To end this week’s theme, I will focus on Hazel Johnson and Charlotte E. Ray.
Hazel Johnson was the first African American woman to become a general in the U.S. Army. She was appointed the Chief of the Army Nurse Corps in 1979. Johnson held a doctorate in education administration from Catholic University (1978) and had honorary degrees from Morgan State University, Villanova University, and the University of Maryland.
Johnson first became interested in nursing while growing up on a farm in Westchester, Pennsylvania. Her career began when we she received her nursing degree from the Harlem Hospital in New York City in 1950. She then attended Villanova University where she received her bachelor’s and soon afterwards joined the Army Nurse Corps in 1955.
Johnson served in Japan at a U.S. Army Evacuation Hospital. She served at Walter Reed Army Medical Center in 1960 where she was a staff and operating room nurse. Between 1963 and 1967, she was an operating room instructor and supervisor while on a tour of three different hospitals.
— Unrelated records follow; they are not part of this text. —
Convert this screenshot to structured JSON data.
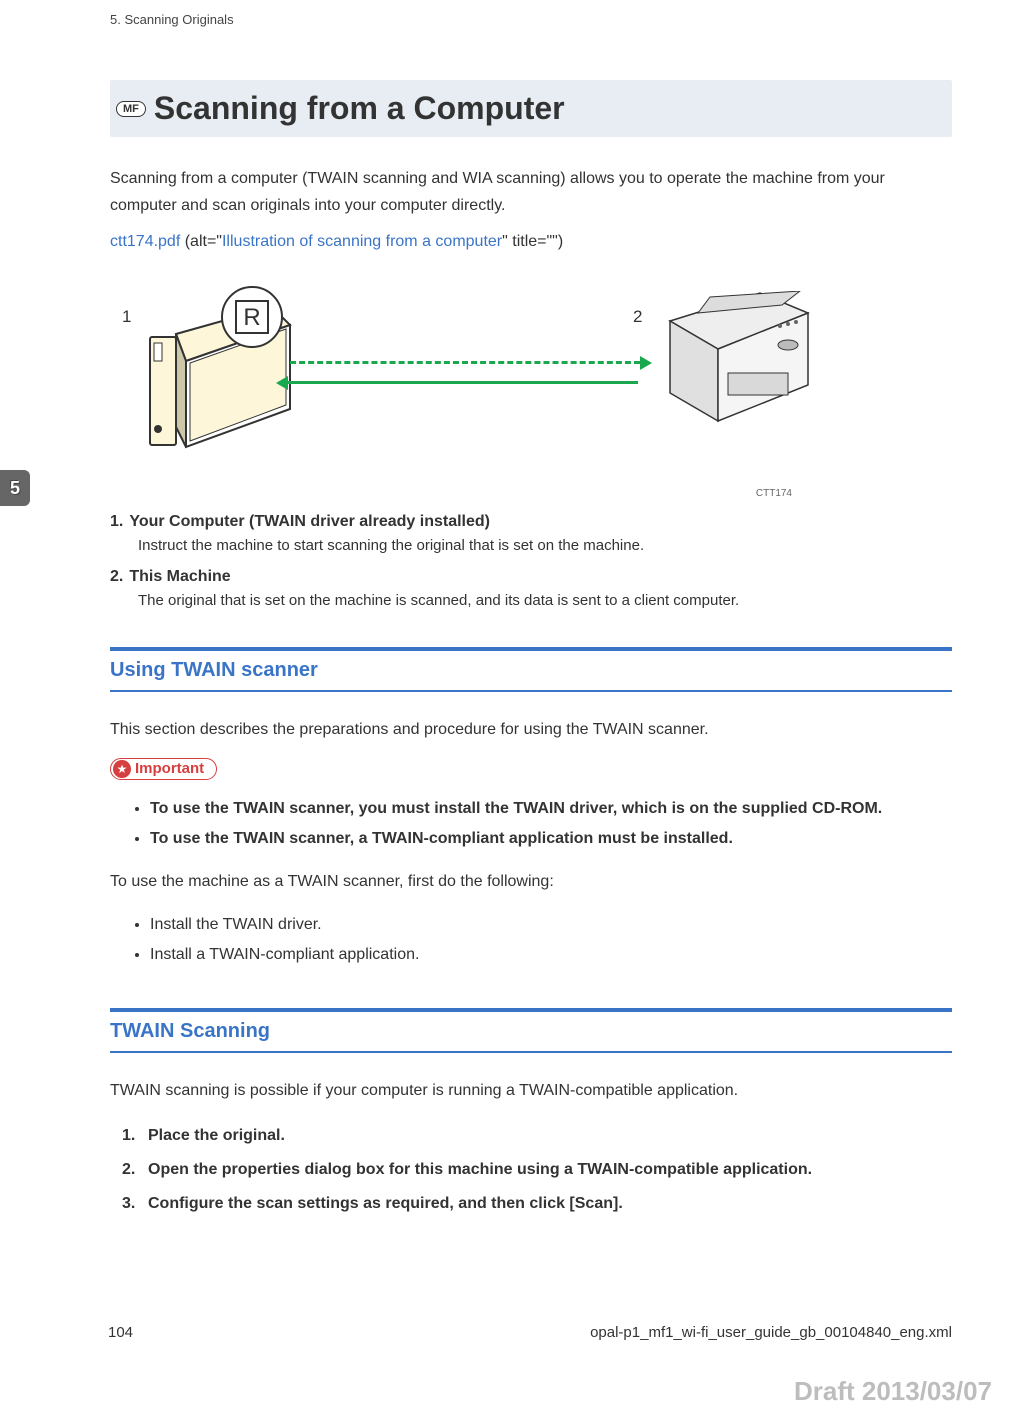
{
  "header": {
    "running": "5. Scanning Originals"
  },
  "badge": {
    "mf": "MF"
  },
  "title": "Scanning from a Computer",
  "intro": "Scanning from a computer (TWAIN scanning and WIA scanning) allows you to operate the machine from your computer and scan originals into your computer directly.",
  "link": {
    "file": "ctt174.pdf",
    "mid1": " (alt=\"",
    "alt": "Illustration of scanning from a computer",
    "mid2": "\" title=\"\")"
  },
  "illustration": {
    "label1": "1",
    "label2": "2",
    "caption": "CTT174"
  },
  "definitions": [
    {
      "num": "1.",
      "title": "Your Computer (TWAIN driver already installed)",
      "desc": "Instruct the machine to start scanning the original that is set on the machine."
    },
    {
      "num": "2.",
      "title": "This Machine",
      "desc": "The original that is set on the machine is scanned, and its data is sent to a client computer."
    }
  ],
  "section1": {
    "heading": "Using TWAIN scanner",
    "intro": "This section describes the preparations and procedure for using the TWAIN scanner.",
    "important_label": "Important",
    "important_bullets": [
      "To use the TWAIN scanner, you must install the TWAIN driver, which is on the supplied CD-ROM.",
      "To use the TWAIN scanner, a TWAIN-compliant application must be installed."
    ],
    "followup": "To use the machine as a TWAIN scanner, first do the following:",
    "steps": [
      "Install the TWAIN driver.",
      "Install a TWAIN-compliant application."
    ]
  },
  "section2": {
    "heading": "TWAIN Scanning",
    "intro": "TWAIN scanning is possible if your computer is running a TWAIN-compatible application.",
    "steps": [
      {
        "num": "1.",
        "text": "Place the original."
      },
      {
        "num": "2.",
        "text": "Open the properties dialog box for this machine using a TWAIN-compatible application."
      },
      {
        "num": "3.",
        "text": "Configure the scan settings as required, and then click [Scan]."
      }
    ]
  },
  "chapter_tab": "5",
  "footer": {
    "page": "104",
    "file": "opal-p1_mf1_wi-fi_user_guide_gb_00104840_eng.xml"
  },
  "draft": "Draft 2013/03/07"
}
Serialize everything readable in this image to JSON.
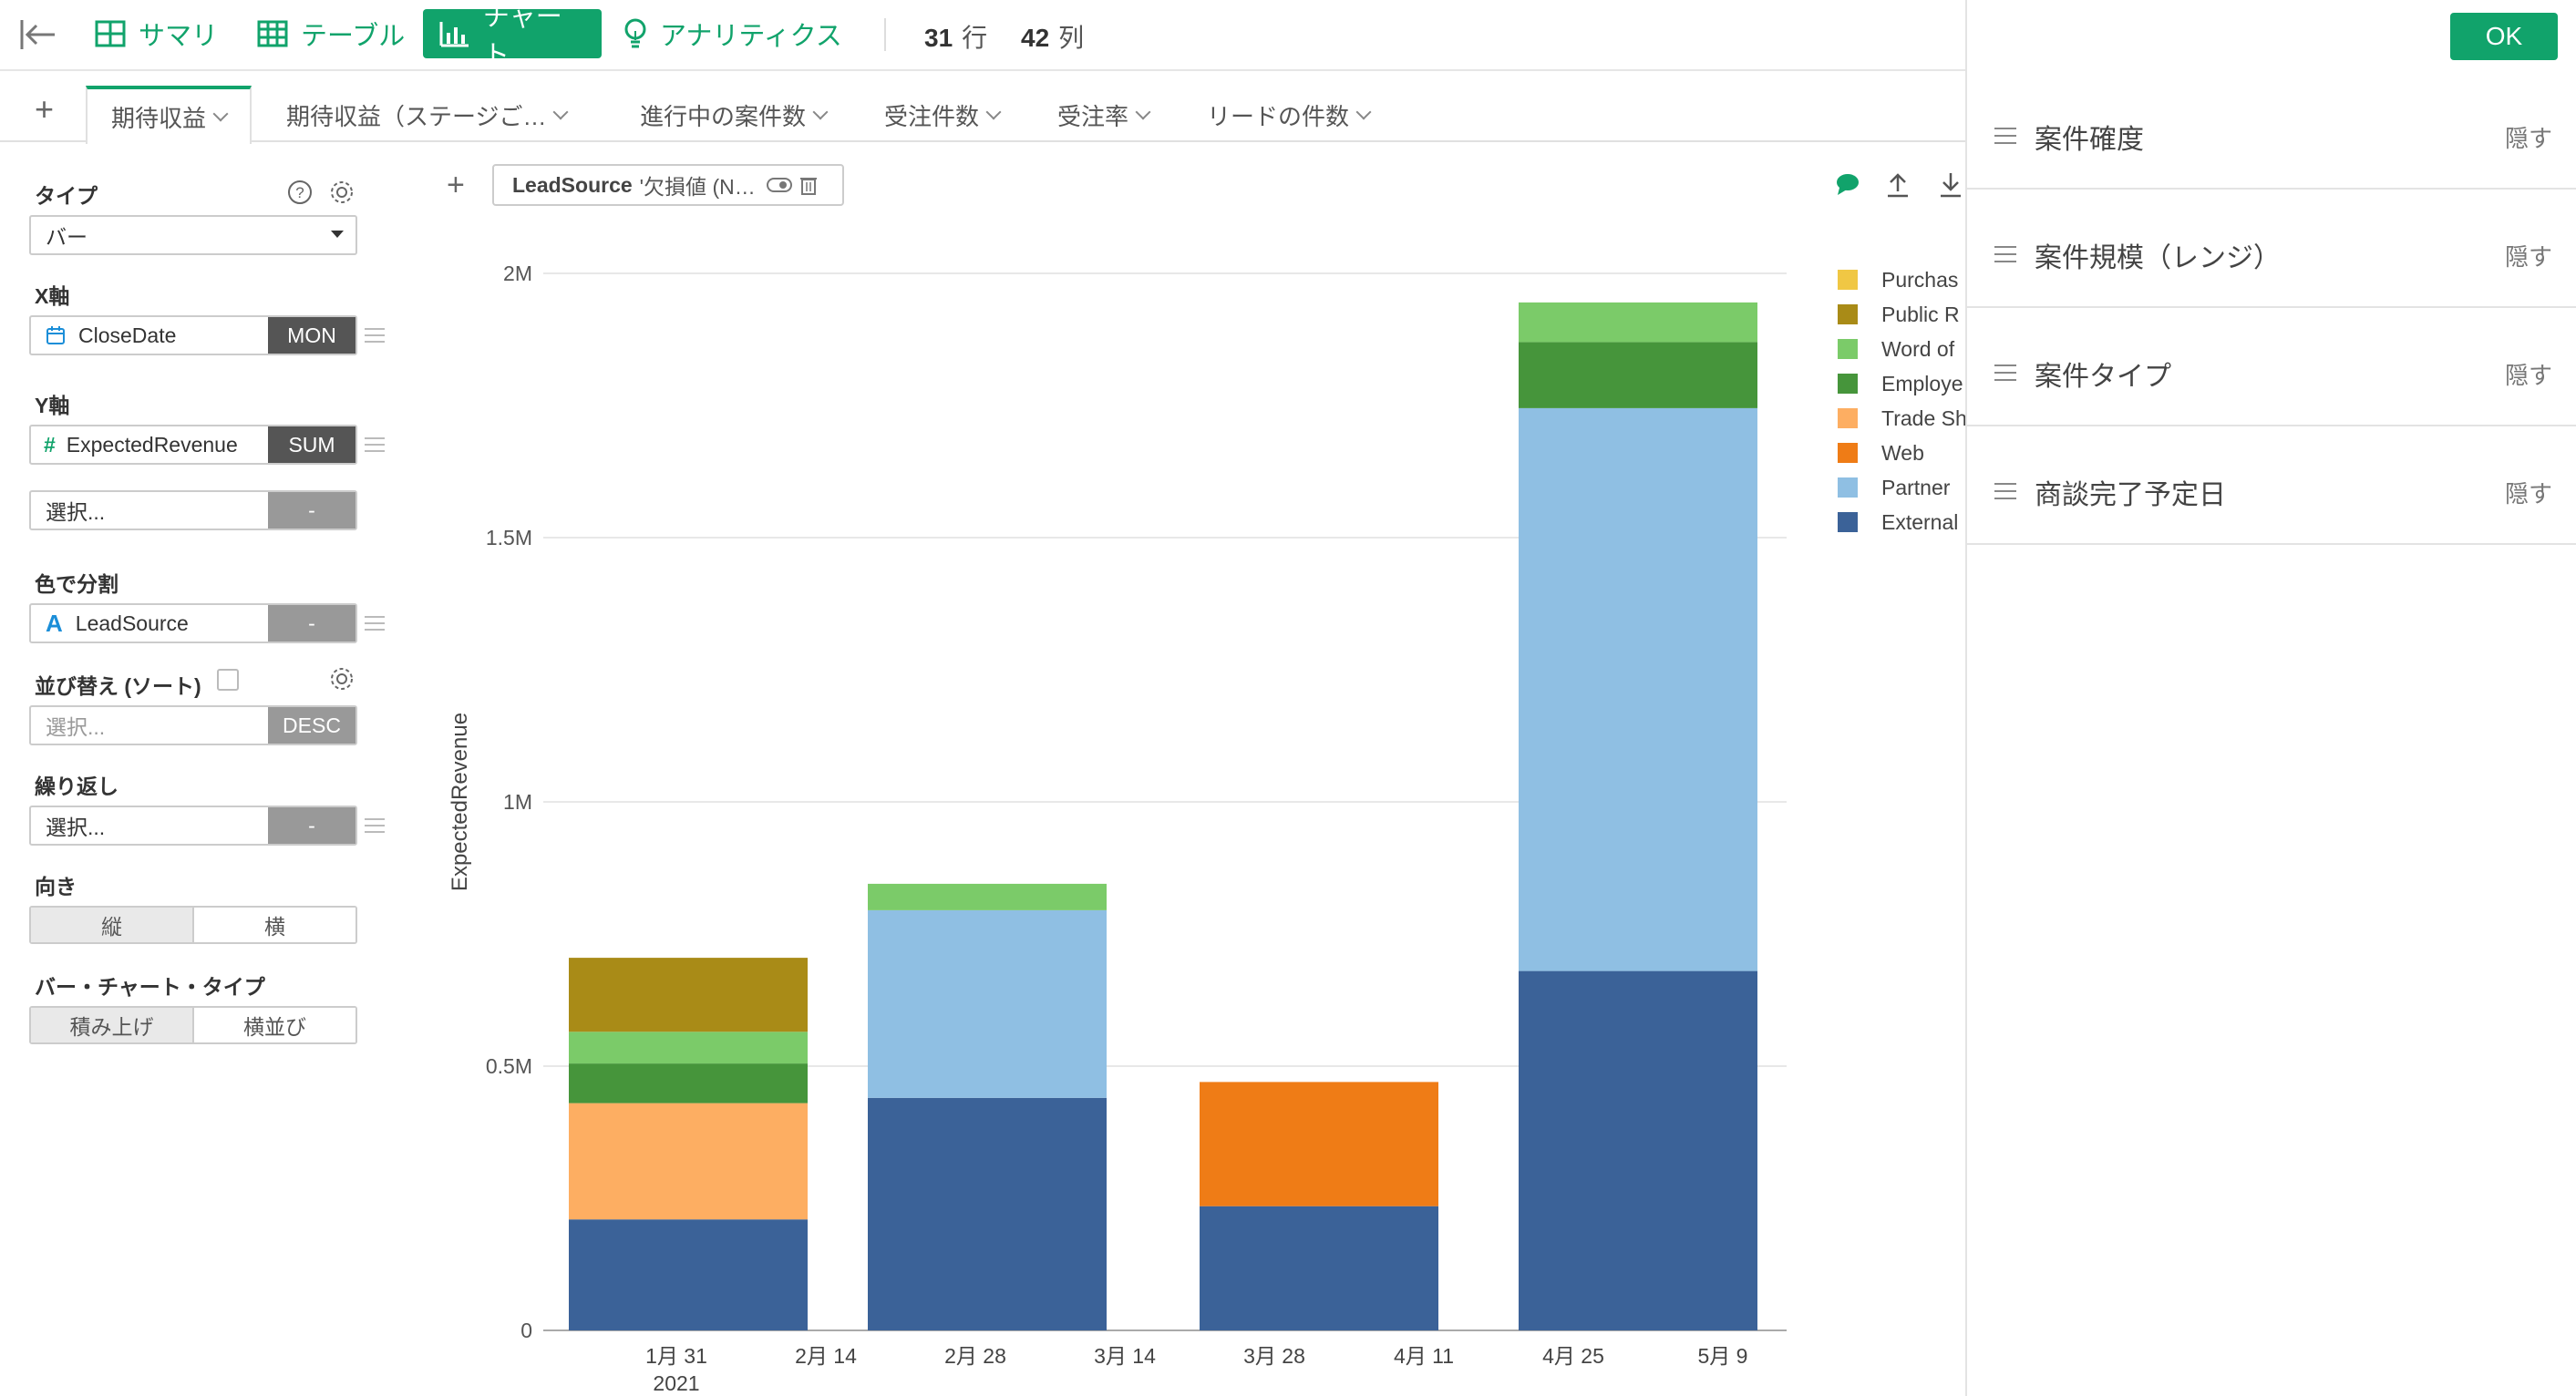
{
  "toolbar": {
    "views": [
      {
        "label": "サマリ",
        "icon": "grid-icon"
      },
      {
        "label": "テーブル",
        "icon": "table-icon"
      },
      {
        "label": "チャート",
        "icon": "bar-chart-icon"
      },
      {
        "label": "アナリティクス",
        "icon": "lightbulb-icon"
      }
    ],
    "rows_count": "31",
    "rows_unit": "行",
    "cols_count": "42",
    "cols_unit": "列"
  },
  "tabs": [
    "期待収益",
    "期待収益（ステージご…",
    "進行中の案件数",
    "受注件数",
    "受注率",
    "リードの件数"
  ],
  "config": {
    "type_label": "タイプ",
    "type_value": "バー",
    "x_label": "X軸",
    "x_field": "CloseDate",
    "x_agg": "MON",
    "y_label": "Y軸",
    "y_field": "ExpectedRevenue",
    "y_agg": "SUM",
    "y2_placeholder": "選択...",
    "y2_agg": "-",
    "color_label": "色で分割",
    "color_field": "LeadSource",
    "color_agg": "-",
    "sort_label": "並び替え (ソート)",
    "sort_placeholder": "選択...",
    "sort_agg": "DESC",
    "repeat_label": "繰り返し",
    "repeat_placeholder": "選択...",
    "repeat_agg": "-",
    "orient_label": "向き",
    "orient_options": [
      "縦",
      "横"
    ],
    "bartype_label": "バー・チャート・タイプ",
    "bartype_options": [
      "積み上げ",
      "横並び"
    ]
  },
  "filter": {
    "field": "LeadSource",
    "text": "'欠損値 (N…"
  },
  "chart_data": {
    "type": "bar",
    "stacked": true,
    "ylabel": "ExpectedRevenue",
    "ylim": [
      0,
      2000000
    ],
    "yticks": [
      "0",
      "0.5M",
      "1M",
      "1.5M",
      "2M"
    ],
    "xticks": [
      "1月 31",
      "2月 14",
      "2月 28",
      "3月 14",
      "3月 28",
      "4月 11",
      "4月 25",
      "5月 9"
    ],
    "xtick_sub": "2021",
    "categories": [
      "2021-01",
      "2021-02",
      "2021-03",
      "2021-04"
    ],
    "series": [
      {
        "name": "External",
        "color": "#3b6298",
        "values": [
          210000,
          440000,
          235000,
          680000
        ]
      },
      {
        "name": "Partner",
        "color": "#8fbfe3",
        "values": [
          0,
          355000,
          0,
          1065000
        ]
      },
      {
        "name": "Web",
        "color": "#ef7c16",
        "values": [
          0,
          0,
          235000,
          0
        ]
      },
      {
        "name": "Trade Sh",
        "color": "#fdae62",
        "values": [
          220000,
          0,
          0,
          0
        ]
      },
      {
        "name": "Employe",
        "color": "#46953b",
        "values": [
          75000,
          0,
          0,
          125000
        ]
      },
      {
        "name": "Word of",
        "color": "#7bcb69",
        "values": [
          60000,
          50000,
          0,
          75000
        ]
      },
      {
        "name": "Public R",
        "color": "#a98b17",
        "values": [
          140000,
          0,
          0,
          0
        ]
      },
      {
        "name": "Purchas",
        "color": "#f0c744",
        "values": [
          0,
          0,
          0,
          0
        ]
      }
    ]
  },
  "right_panel": {
    "ok_label": "OK",
    "rows": [
      {
        "title": "案件確度",
        "action": "隠す"
      },
      {
        "title": "案件規模（レンジ）",
        "action": "隠す"
      },
      {
        "title": "案件タイプ",
        "action": "隠す"
      },
      {
        "title": "商談完了予定日",
        "action": "隠す"
      }
    ]
  }
}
Johnson reached the rank of major in 1967.
From 1969 to 1973, she helped develop new sterilizing methods for the Army’s Field Hospital Systems as a staff member of the Army Medical Research and Development Command. In 1974, Johnson was promoted to Colonel and appointed the director of the Walter Reed Army Institute of Nursing, an extension of the University of Maryland’s nursing school.
In 1978, Johnson was sent to South Korea where she was the chief of the department of nursing at the largest U.S. Army hospital in that country. In May 1979, she returned to Washington D.C. where she was appointed General. A military ceremony was held in her honor at the Pentagon, where U.S. Army Surgeon General Julius Richmond pinned on her the brigadier general star. Johnson was also sworn in as the sixteenth Chief of the Army Nurse Corps.
Hazel Johnson retired from the U.S. Army in 1984. In her post-Army career she has served as an advisor to a number of surgeons general. In 1997 Johnson was appointed adjunct professor of nursing at Georgetown University. She has also served in a similar capacity at the University of Maryland.
General Hazel Johnson passed away on August 5, 2011 in Washington, D.C.
Charlotte E. Ray, the first African American woman to practice law in the United States, was born on January 13, 1850 in New York City. Her father, Reverend Charles Bennett Ray, was a prominent New York abolitionist and minister who served as pastor of the Bethesda Congregational Church and was the owner of the Colored American, one of the leading African American newspapers of the antebellum era. Her mother, Charlotte Augusta Burroughs Ray, was raised in Savannah, Georgia. Charlotte Ray was the youngest of three girls.
Ray spent her first years in New York City but by 1850 her parents had moved to Washington, D.C. where she entered the Institution for the Education of Colored Youth, the only school in the Washington, D.C. area that allowed African American girls to become pupils.
Ray graduated from the Institution in 1869 at the age of 19. Howard University, then about four years old, hired her as a teacher for its Preparatory and Normal Department, the part of the university that trained school teachers. Ray, however was not satisfied with training others to teach. Her ambition instead was to attend the university’s law school. Howard University’s Law School, however, discouraged women from enrolling and Ray was forced to apply under the name “C.E. Ray” to disguise her gender. University officials reluctantly accepted her application and she attended classes while continuing to teach in the Preparatory and Normal Department. Ray matriculated at the law school for three years, from 1869 to 1872 where she concentrated on commercial law. Upon completion of the program in 1872 Ray became the first black woman to graduate from an American law school and receive a law degree. In fact she was only the third American woman of any race to complete law school.
Ray achieved another first when on April 23, 1872 she was admitted to the bar in the District of Columbia which had recently removed the word “male” from its requirements.
Ray opened her own law office in Washington, D.C. but found it difficult to make a living as an attorney due to racial and gender bias. She returned to New York in 1879 and became a Brooklyn school teacher.
By this point, Ray had become an advocate for women’s suffrage. She was a delegate to the 1876 conference of the National Woman’s Suffrage Association. In 1895 Ray joined the newly formed National Association of Colored Women. In 1897 she moved to a suburban community on Long Island, Woodside, New York.
Little is known about Ray’s personal life after she returned to New York. In 1886 at the age of 36, she married a man named Fraim but it is not clear how long the marriage lasted. There were no children. Charlotte E. Ray passed away in Woodside, New York on January 4, 1911.